Fourteen members of Aleji’s family were detained in a June 2025 ICE raid at a L.A. warehouse, she said. A cousin, “Oscar”, whose real name was withheld to protect his identity, was released but he still faces legal charges and was unable to discuss the situation publicly, said Aleji, a senior organizer for an Oakland, California immigrant worker center.
She said about 50 men were detained the day of the raid, and that Oscar was held for about two months. Eleven of the 14 have been released, but “the raids have not stopped in Los Angeles.”
Confronting hatred at home and in our lives
A video presented during the webinar, in which the Rev. Joel Webbon of the Covenant Bible Church near Austin, Texas, encouraged white parents to warn their children of the dangers of “Black strangers,” sparked spirited discussion.
“I’m struggling to process it,” said the Rev. Michael Fincher, rector of St. Gregory’s Church in Long Beach. “Where’s the Gospel in this? Where’s God? Where’s the Christ that we know and love and worship who says love your neighbor as yourself? This is perpetuating fear. We are all beloved children of God.”
Marco White, a parishioner at St. Barnabas Church in Pasadena, suggested the focus shift back to the L.A. diocese. “We’re engaging in safe criticism of them when we should be reflective of us. There are people on this call who attend churches who are blocks away from one another and have had no relationship with one another for centuries and centuries of systemic race-based reasons.

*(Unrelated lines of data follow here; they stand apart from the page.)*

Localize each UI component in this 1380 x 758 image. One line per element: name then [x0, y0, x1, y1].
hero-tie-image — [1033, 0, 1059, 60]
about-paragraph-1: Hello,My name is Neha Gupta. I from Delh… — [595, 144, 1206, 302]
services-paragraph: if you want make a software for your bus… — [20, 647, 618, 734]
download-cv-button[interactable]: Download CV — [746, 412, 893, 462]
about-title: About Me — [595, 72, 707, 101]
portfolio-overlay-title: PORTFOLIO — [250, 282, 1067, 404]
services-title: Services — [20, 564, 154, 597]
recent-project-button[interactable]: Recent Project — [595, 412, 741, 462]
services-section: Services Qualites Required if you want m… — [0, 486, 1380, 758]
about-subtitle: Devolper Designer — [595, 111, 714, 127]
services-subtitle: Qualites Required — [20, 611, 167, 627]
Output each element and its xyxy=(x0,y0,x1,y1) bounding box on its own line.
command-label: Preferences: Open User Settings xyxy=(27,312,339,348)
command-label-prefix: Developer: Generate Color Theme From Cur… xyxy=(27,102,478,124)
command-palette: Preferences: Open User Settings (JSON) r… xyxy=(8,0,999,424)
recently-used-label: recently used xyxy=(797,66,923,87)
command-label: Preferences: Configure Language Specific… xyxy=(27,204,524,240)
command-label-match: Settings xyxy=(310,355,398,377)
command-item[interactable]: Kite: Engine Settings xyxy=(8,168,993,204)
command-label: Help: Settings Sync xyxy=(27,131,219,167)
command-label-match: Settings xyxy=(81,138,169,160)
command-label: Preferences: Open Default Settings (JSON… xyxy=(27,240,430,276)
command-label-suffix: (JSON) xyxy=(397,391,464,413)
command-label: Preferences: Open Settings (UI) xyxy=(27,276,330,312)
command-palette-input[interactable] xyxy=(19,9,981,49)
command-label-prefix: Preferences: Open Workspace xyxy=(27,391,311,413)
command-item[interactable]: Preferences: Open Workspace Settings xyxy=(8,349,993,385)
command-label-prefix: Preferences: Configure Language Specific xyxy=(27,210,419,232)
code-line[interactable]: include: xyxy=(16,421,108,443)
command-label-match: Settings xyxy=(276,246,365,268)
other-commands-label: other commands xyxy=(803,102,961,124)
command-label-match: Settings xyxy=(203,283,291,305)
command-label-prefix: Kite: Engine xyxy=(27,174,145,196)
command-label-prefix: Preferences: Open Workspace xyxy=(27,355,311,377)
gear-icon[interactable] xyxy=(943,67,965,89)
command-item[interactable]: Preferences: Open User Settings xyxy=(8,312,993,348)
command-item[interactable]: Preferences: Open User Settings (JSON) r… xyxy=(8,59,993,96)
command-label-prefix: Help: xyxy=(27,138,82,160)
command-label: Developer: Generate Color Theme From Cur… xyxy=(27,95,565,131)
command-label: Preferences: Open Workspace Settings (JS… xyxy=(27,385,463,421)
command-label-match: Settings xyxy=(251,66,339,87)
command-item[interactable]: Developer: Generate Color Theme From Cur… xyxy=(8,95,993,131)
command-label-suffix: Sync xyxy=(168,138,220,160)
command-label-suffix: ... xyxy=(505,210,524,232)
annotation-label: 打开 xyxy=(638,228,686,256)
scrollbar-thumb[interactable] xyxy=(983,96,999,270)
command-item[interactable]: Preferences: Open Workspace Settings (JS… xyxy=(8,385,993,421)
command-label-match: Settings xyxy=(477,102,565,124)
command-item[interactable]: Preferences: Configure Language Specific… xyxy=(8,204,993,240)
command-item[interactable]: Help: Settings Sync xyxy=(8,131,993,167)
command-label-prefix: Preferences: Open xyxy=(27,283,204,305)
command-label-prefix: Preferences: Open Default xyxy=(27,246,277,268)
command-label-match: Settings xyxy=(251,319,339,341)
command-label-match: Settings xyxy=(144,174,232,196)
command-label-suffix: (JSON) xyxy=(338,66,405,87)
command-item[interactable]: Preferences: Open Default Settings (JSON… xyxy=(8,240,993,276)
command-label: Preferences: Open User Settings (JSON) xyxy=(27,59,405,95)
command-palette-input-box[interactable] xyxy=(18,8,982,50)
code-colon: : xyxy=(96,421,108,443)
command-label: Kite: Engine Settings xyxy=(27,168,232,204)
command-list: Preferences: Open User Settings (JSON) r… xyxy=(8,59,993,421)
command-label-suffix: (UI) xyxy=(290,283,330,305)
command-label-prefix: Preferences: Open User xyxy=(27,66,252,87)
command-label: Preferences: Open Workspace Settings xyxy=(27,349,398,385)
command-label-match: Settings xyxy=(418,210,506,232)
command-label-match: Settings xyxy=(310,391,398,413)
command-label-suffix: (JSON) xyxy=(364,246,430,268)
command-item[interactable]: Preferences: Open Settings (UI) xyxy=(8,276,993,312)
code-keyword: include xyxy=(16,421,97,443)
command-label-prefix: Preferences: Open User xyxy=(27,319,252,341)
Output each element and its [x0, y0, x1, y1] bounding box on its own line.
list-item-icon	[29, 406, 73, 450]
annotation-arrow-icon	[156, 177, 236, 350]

“It’s part of that age-old practice of criticizing them without holding ourselves accountable to Christian love. I would suggest that we don’t criticize Austin if All Saints, Pasadena, has no relationship with St. Barnabas, Pasadena.”
Sowell agreed. “We don’t have to go to Austin to find this. It is something that is not uncommon right here. We attempt to rationalize hatred, but it’s not rational. So, when we address it, we have to make sure that we’re doing it in a way that’s not limited to facts or research because we can do all that we want to, and we will have made no dent in it. It doesn’t come from rational conclusions. It comes from different spaces which we must address if it’s going to be eliminated.
Leach agreed. The current climate may seem “too large, too stressful, too painful, too political” to change, but unless action is taken, it will continue, she said. “I recently saw a meme that said, when political views result in the suffering of another human being, they are no longer political views. They are moral choices.
“Every day we must check ourselves and see how we are challenging the power of hate around us in whatever version it is coming,” Leech added. “I know this sounds like a huge burden but imagine the burdens our siblings are going through. So, when we see something, say something. Most of all, we all want peace.”